Insta a demócratas y republicanos a que trabajaran de forma conjunta en soluciones para regular el asilo y acabar con los agujeros legales en la frontera Sur.

Miles de familias de inmigrantes indocumentados en una decena de ciudades estadounidenses respiraron el sábado por la tarde tras conocer que Donald Trump había dado marcha atrás a su orden de deportaciones masivas. Muchos habían decidido esconderse, pasar la noche fuera de sus casas, alojarse con amigos o familiares en regla o incluso no acudir a sus trabajos ante las inminentes redadas de los agentes de inmigración y aduanas (ICE, en sus siglas en inglés). Estaban previstas que empezaran en la madrugada de ayer y que afectaran a inmigrantes con órdenes de deportación o que no habían acudido a sus citaciones con los jueces de inmigración. Respondían al anuncio que había hecho Trump una semana antes. En su estilo hiperbólico, aseguró que se expulsaría a «millones de extranjeros ilegales». Las redadas, como después explicó el ICE, se centraban en unas 2.000 familias en diez ciudades: Atlanta, Baltimore, Chicago, Denver, Houston, Los Ángeles, Miami, Nueva Orleans, Nueva York y San Francisco.
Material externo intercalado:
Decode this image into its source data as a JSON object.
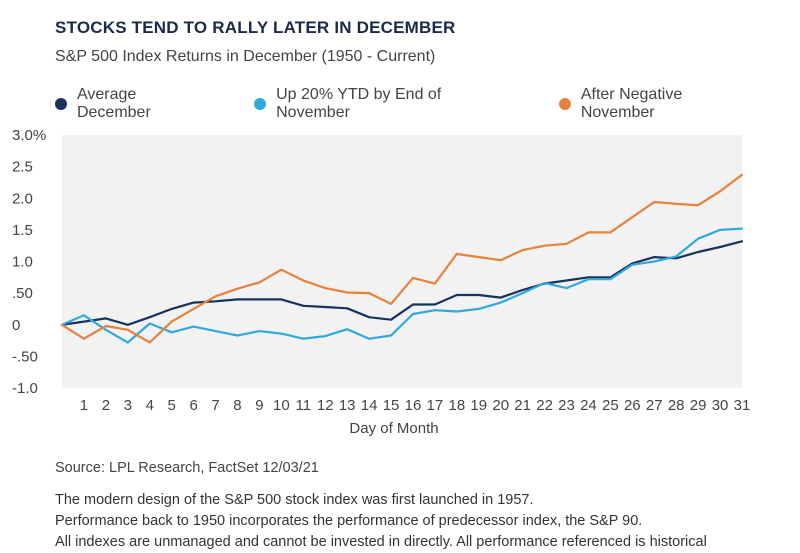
{
  "title": "STOCKS TEND TO RALLY LATER IN DECEMBER",
  "subtitle": "S&P 500 Index Returns in December (1950 - Current)",
  "source": "Source: LPL Research, FactSet  12/03/21",
  "footnotes": [
    "The modern design of the S&P 500 stock index was first launched in 1957.",
    "Performance back to 1950 incorporates the performance of predecessor index, the S&P 90.",
    "All indexes are unmanaged and cannot be invested in directly. All performance referenced is historical"
  ],
  "chart_data": {
    "type": "line",
    "xlabel": "Day of Month",
    "ylabel": "",
    "ylim": [
      -1.0,
      3.0
    ],
    "y_ticks": [
      {
        "value": 3.0,
        "label": "3.0%"
      },
      {
        "value": 2.5,
        "label": "2.5"
      },
      {
        "value": 2.0,
        "label": "2.0"
      },
      {
        "value": 1.5,
        "label": "1.5"
      },
      {
        "value": 1.0,
        "label": "1.0"
      },
      {
        "value": 0.5,
        "label": ".50"
      },
      {
        "value": 0.0,
        "label": "0"
      },
      {
        "value": -0.5,
        "label": "-.50"
      },
      {
        "value": -1.0,
        "label": "-1.0"
      }
    ],
    "grid": false,
    "legend_position": "top",
    "x": [
      0,
      1,
      2,
      3,
      4,
      5,
      6,
      7,
      8,
      9,
      10,
      11,
      12,
      13,
      14,
      15,
      16,
      17,
      18,
      19,
      20,
      21,
      22,
      23,
      24,
      25,
      26,
      27,
      28,
      29,
      30,
      31
    ],
    "x_tick_labels": [
      "1",
      "2",
      "3",
      "4",
      "5",
      "6",
      "7",
      "8",
      "9",
      "10",
      "11",
      "12",
      "13",
      "14",
      "15",
      "16",
      "17",
      "18",
      "19",
      "20",
      "21",
      "22",
      "23",
      "24",
      "25",
      "26",
      "27",
      "28",
      "29",
      "30",
      "31"
    ],
    "series": [
      {
        "name": "Average December",
        "color": "#17325e",
        "values": [
          0,
          0.05,
          0.1,
          0.0,
          0.12,
          0.25,
          0.35,
          0.37,
          0.4,
          0.4,
          0.4,
          0.3,
          0.28,
          0.26,
          0.12,
          0.08,
          0.32,
          0.32,
          0.47,
          0.47,
          0.43,
          0.55,
          0.65,
          0.7,
          0.75,
          0.75,
          0.97,
          1.07,
          1.05,
          1.15,
          1.23,
          1.32
        ]
      },
      {
        "name": "Up 20% YTD by End of November",
        "color": "#31a9db",
        "values": [
          0,
          0.15,
          -0.08,
          -0.28,
          0.02,
          -0.12,
          -0.03,
          -0.1,
          -0.17,
          -0.1,
          -0.14,
          -0.22,
          -0.18,
          -0.07,
          -0.22,
          -0.17,
          0.17,
          0.23,
          0.21,
          0.25,
          0.35,
          0.5,
          0.66,
          0.58,
          0.72,
          0.72,
          0.95,
          1.0,
          1.08,
          1.36,
          1.5,
          1.52
        ]
      },
      {
        "name": "After Negative November",
        "color": "#e8813b",
        "values": [
          0,
          -0.22,
          -0.02,
          -0.08,
          -0.28,
          0.05,
          0.25,
          0.45,
          0.57,
          0.67,
          0.87,
          0.7,
          0.58,
          0.51,
          0.5,
          0.33,
          0.74,
          0.65,
          1.12,
          1.07,
          1.02,
          1.18,
          1.25,
          1.28,
          1.46,
          1.46,
          1.7,
          1.94,
          1.91,
          1.89,
          2.11,
          2.37
        ]
      }
    ]
  }
}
Trump anunciaba desde Twitter, in extremis, pocas horas antes de que empezaran las redadas, que retrasaba las deportaciones «a petición de los demócratas» y que les daba dos semanas para que trabajaran de forma conjunta en soluciones para regular el asilo y acabar con los agujeros legales en la frontera Sur. «Si no, ¡las deportaciones comenzarán!»

El presidente de EE.UU. tomaba la decisión después de haber mantenido una conversación telefónica en la víspera con Nancy Pelosi, la líder demócrata en la Cámara de Representantes, en una muestra de los intereses políticos que se cruzan en este asunto. El retraso en las deportaciones es una forma de presionar a los demócratas para que aprueben reformas legislativas sobre inmigración que contenten a Trump, en una estrategia similar a la reciente amenaza con aranceles masivos a México, que el presidente después levantó para dar un plazo de 45 días al Gobierno de Andrés Manuel López Obrador para obtener resultados.

Pero el retraso tampoco se puede separar de otras negociaciones en el Congreso, como la aprobación de un paquete de 4.500 millones de dólares para ayuda humanitaria en la frontera -por ejemplo, para mejorar las condiciones de los miles de menores detenidos- que la Casa Blanca considera urgente, y que demócratas y republicanos tienen que acordar. También los esfuerzos del senador republicano Lindsay Graham y su colega demócrata, Richard Durbin, para acordar una reforma de la petición de asilo.

La dureza y el terror que supondrían las deportaciones masivas en comunidades de inmigrantes podrían desbaratar esos esfuerzos. Incluso dentro del Gobierno no había unanimidad sobre las redadas. Mark Morgan, el director interino de ICE, las defiende como una forma de disuasión para la entrada de indocumentados, mientras que Kevin McAleenan, director interino del Departamento de Seguridad Nacional, prefiere evitar medidas agresivas que tenían el peligro de separar familias, una práctica que la Administración Trump se vio obligada a eliminar el año pasado ante el escándalo público.